I see, thanks for explaining.

> By the time VMM get the
> conversion requirement, the page is already physically unpinned. So I
> agree with Jason the pinning doesn't have to reach to iommu from SW POV.
>

If by the time KVM gets the conversion request, the page is unpinned,
then we're all good, right?

When guest_memfd gets the conversion request, as part of conversion
handling it will request to zap the page from stage-2 page tables. TDX
module would see that the page is unpinned and the unmapping will
proceed fine. Is that understanding correct?

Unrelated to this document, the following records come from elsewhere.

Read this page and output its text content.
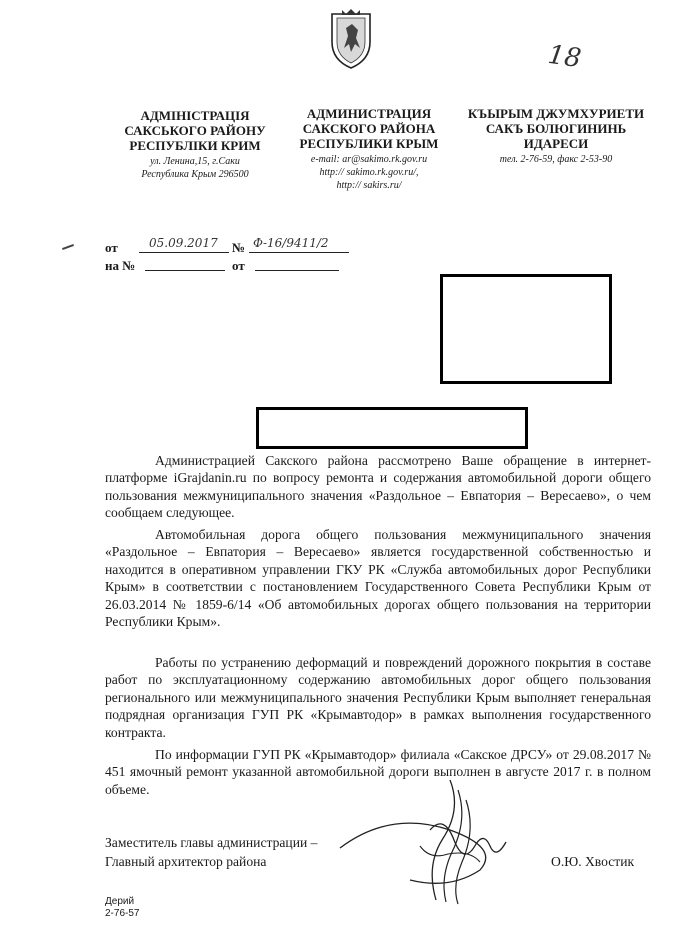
18
АДМІНІСТРАЦІЯ
САКСЬКОГО РАЙОНУ
РЕСПУБЛІКИ КРИМ
ул. Ленина,15, г.Саки
Республика Крым 296500
АДМИНИСТРАЦИЯ
САКСКОГО РАЙОНА
РЕСПУБЛИКИ КРЫМ
e-mail: ar@sakimo.rk.gov.ru
http:// sakimo.rk.gov.ru/,
http:// sakirs.ru/
КЪЫРЫМ ДЖУМХУРИЕТИ
САКЪ БОЛЮГИНИНЬ
ИДАРЕСИ
тел. 2-76-59, факс 2-53-90
от	05.09.2017 № Ф-16/9411/2
на №	от
Администрацией Сакского района рассмотрено Ваше обращение в интернет-платформе iGrajdanin.ru по вопросу ремонта и содержания автомобильной дороги общего пользования межмуниципального значения «Раздольное – Евпатория – Вересаево», о чем сообщаем следующее.
Автомобильная дорога общего пользования межмуниципального значения «Раздольное – Евпатория – Вересаево» является государственной собственностью и находится в оперативном управлении ГКУ РК «Служба автомобильных дорог Республики Крым» в соответствии с постановлением Государственного Совета Республики Крым от 26.03.2014 № 1859-6/14 «Об автомобильных дорогах общего пользования на территории Республики Крым».
Работы по устранению деформаций и повреждений дорожного покрытия в составе работ по эксплуатационному содержанию автомобильных дорог общего пользования регионального или межмуниципального значения Республики Крым выполняет генеральная подрядная организация ГУП РК «Крымавтодор» в рамках выполнения государственного контракта.
По информации ГУП РК «Крымавтодор» филиала «Сакское ДРСУ» от 29.08.2017 № 451 ямочный ремонт указанной автомобильной дороги выполнен в августе 2017 г. в полном объеме.
Заместитель главы администрации –
Главный архитектор района	О.Ю. Хвостик
Дерий
2-76-57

>> 2. IOMMU forwards the notification to TDX code in the kernel
>> 3. TDX code in kernel tells TDX module to stop thinking of any PFNs in
>> the range as pinned for DMA?
>
> TDX host can't stop the pinning. Actually this mechanism is to prevent
> host from unpin/unmap the DMA out of Guest expectation.
>

On this note, I'd also like to check something else. Putting TDX connect
and IOMMUs aside, if the host unmaps a guest private page today without
the guest requesting it, the unmapping will work and the guest will be
broken, right?

> Thanks,
> Yilun
>
>>
>> If the above is possible then by the time we get to unmapping from
>> S-EPTs, TDX module would already consider the PFNs in the range "not
>> pinned for DMA".